Bisogna fidarsi di chi ci circonda per essere creativi, non dipende solo da te, come dicevo, tutti sono indispensabili. È un’idea che adoro, è il motivo per cui volevo fare film, è per l’arte in sé, ma anche per il senso di comunità.
Che tipo di storie sogni di raccontare, in quanto attrice, produttrice, o se ti va di aggiungere “scrittrice”, “regista”, non so se hai piani anche su quei fronti?
Non ho nessun piano, il che significa che sono aperta a tutto. Mi piace produrre perché mi piace avere una visuale ampia dell’intera produzione. Il tipo di storie che vorrei raccontare con la mia agenzia di produzione sono, nella scena indipendente, prospettive uniche sulla vita. Vorrei che raccontassimo storie improntate sui personaggi, mi dispiacerebbe se ce ne dimenticassimo, e vorrei promuovere altri filmmaker di qualsiasi sesso ed etnia, affinché raccontino la loro prospettiva di vita, che sia attraverso un film horror, comico, romantico, qualunque cosa. Vorremmo usare quel poco che abbiamo per supportarli e aiutare a promuovere le loro idee là fuori.
Come attrice, amo il genere drammatico, non posso farci nulla, amo le grandi emozioni, amo le storie incentrate sulle dinamiche genitori-figli, è terreno fertile per me. Credo che, qualunque cosa io finisca per fare, sarà sempre collegato al rapporto più forte con il personaggio. Quando giravo “Castle”, il rapporto con mio padre avrebbe dovuto essere un bel rapporto, ma il 90% di ciò che abbiamo costruito in quegli 8 anni era incentrato su Nathan [Fillion] e io, e la nostra decisione di focalizzarci su quanto forte, quasi co-dipendente fosse il rapporto tra Alexis e suo padre, anche come conseguenza del fatto che sua madre l’avesse abbandonata. Queste sono tutte cose a cui, guardando la serie, non fai caso, ma è anche ciò che l’ha resa realistica, perché credo che tutti noi abbiamo quel tipo di rapporto con qualcuno, o abbiamo sofferto di trauma da abbandono o co-dipendenze nella vita.
Quindi, qualunque sia il tipo di storia, perché sono aperta a ogni genere, tv, cinema, teatro, animazione, mi piacerebbe fare tutto, alla fine sarà sempre una questione di quale rapporto è il più forte. Credo che, se leggessi un copione e non trovassi niente del genere, non sarei in grado di recitarlo.
Cosa significa per te “sentirti a tuo agio nella tua pelle”?
Sto ancora cercando di capirlo.
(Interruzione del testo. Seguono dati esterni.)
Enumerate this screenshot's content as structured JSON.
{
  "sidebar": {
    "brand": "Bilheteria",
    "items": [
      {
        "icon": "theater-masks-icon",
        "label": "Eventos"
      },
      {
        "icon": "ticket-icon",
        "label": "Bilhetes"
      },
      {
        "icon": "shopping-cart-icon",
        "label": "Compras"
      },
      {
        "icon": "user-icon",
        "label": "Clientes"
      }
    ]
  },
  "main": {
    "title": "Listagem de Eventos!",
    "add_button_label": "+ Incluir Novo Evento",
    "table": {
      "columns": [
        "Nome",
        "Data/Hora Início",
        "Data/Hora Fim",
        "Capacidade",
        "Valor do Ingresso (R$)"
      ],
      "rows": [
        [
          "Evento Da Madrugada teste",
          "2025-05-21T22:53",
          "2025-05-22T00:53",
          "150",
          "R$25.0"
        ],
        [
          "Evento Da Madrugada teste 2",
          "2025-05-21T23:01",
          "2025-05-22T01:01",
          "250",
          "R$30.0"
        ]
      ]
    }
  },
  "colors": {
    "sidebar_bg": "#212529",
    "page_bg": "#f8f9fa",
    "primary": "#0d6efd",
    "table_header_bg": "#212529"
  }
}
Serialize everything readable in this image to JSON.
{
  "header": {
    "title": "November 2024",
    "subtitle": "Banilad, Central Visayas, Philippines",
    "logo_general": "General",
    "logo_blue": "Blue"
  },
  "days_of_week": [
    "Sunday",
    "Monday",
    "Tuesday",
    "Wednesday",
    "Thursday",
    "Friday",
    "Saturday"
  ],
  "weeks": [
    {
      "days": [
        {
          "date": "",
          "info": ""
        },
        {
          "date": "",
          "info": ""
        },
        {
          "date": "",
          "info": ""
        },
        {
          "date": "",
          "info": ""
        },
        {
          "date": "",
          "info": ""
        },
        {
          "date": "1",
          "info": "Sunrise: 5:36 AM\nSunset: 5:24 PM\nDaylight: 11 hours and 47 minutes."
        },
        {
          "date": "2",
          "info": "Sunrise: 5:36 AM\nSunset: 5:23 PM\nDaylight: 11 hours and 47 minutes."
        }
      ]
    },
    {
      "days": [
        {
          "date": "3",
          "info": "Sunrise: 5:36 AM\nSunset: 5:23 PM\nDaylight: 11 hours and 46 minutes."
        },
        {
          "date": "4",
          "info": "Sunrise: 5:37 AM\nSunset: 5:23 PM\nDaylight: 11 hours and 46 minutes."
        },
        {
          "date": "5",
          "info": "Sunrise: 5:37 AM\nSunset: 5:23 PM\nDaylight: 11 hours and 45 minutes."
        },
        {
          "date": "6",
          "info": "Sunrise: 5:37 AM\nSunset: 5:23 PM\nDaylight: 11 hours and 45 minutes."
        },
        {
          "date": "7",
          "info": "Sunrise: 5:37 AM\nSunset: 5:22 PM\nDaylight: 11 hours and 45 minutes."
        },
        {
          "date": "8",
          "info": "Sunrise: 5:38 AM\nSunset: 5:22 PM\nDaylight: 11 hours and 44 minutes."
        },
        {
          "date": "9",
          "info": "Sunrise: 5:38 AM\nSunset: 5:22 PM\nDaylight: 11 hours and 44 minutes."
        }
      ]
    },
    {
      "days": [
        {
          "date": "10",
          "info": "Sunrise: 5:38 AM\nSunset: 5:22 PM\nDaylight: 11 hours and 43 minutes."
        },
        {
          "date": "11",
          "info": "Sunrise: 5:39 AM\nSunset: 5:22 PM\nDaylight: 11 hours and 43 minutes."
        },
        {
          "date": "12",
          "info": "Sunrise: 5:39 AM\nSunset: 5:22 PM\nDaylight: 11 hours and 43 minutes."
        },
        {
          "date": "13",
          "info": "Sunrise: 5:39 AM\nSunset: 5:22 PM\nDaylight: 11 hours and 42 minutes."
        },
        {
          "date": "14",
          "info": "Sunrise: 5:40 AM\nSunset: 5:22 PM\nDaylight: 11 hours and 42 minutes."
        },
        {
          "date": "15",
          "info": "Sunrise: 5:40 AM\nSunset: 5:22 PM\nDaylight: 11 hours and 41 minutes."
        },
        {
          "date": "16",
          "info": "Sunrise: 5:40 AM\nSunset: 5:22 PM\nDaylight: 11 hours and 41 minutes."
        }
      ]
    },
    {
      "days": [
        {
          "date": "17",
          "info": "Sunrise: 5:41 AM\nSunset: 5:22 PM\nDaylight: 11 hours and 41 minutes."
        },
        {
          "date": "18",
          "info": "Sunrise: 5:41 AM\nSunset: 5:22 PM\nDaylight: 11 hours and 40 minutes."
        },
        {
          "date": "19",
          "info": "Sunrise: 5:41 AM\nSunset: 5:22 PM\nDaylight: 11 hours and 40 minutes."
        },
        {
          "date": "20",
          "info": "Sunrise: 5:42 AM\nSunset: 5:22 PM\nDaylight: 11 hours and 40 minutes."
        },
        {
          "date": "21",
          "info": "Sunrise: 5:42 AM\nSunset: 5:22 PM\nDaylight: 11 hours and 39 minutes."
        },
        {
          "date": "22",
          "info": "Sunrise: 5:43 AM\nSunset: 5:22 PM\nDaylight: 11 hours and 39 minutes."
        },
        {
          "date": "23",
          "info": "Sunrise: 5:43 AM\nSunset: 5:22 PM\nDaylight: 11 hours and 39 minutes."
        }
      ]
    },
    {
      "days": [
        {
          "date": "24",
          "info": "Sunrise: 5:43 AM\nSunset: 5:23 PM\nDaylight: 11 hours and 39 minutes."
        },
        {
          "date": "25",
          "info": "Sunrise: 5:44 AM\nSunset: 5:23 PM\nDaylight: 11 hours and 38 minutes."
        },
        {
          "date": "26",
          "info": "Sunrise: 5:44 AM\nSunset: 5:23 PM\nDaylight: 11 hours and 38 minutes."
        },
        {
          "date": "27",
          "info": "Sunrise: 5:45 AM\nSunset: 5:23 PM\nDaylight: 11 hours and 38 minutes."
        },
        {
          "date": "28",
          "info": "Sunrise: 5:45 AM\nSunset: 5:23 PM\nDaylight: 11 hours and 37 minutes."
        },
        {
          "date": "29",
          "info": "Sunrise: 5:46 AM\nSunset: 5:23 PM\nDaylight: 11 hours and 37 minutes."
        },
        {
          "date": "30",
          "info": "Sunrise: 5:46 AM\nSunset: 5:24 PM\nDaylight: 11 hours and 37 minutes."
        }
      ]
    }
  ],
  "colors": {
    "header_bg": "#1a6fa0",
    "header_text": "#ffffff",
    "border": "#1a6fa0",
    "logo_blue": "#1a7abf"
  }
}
Per quanto mi riguarda, io scrivo un diario, motivo per cui lo faccio anche per i personaggi che interpreto, e giusto la scorsa notte, ho scritto questa frase: “Devo rieducarmi a parlare dal mio punto di vista”. Infatti, mia madre è una persona molto invadente, ed era con me all’inizio della mia carriera, e voleva sempre essere inclusa nelle mie storie, nella mia esperienza. Quindi, nella mia testa impressionabile, il pensiero fisso era: “Tutti si sentono così”, o “Siamo arrivati qui”, anche se poi mi domandavo: “Perché parlo a nome di tutti? Posso solo parlare in base alla mia esperienza”. Ma era la cosa più facile da fare per non essere perennemente corretta e per non sentirmi dire che insieme a me c’era qualcun altro. Quindi, in questo momento sto cercando di tenere a mente e accettare l’idea che: “Sto vivendo la mia vita, sono la persona seduta qui, sto parlando con te”.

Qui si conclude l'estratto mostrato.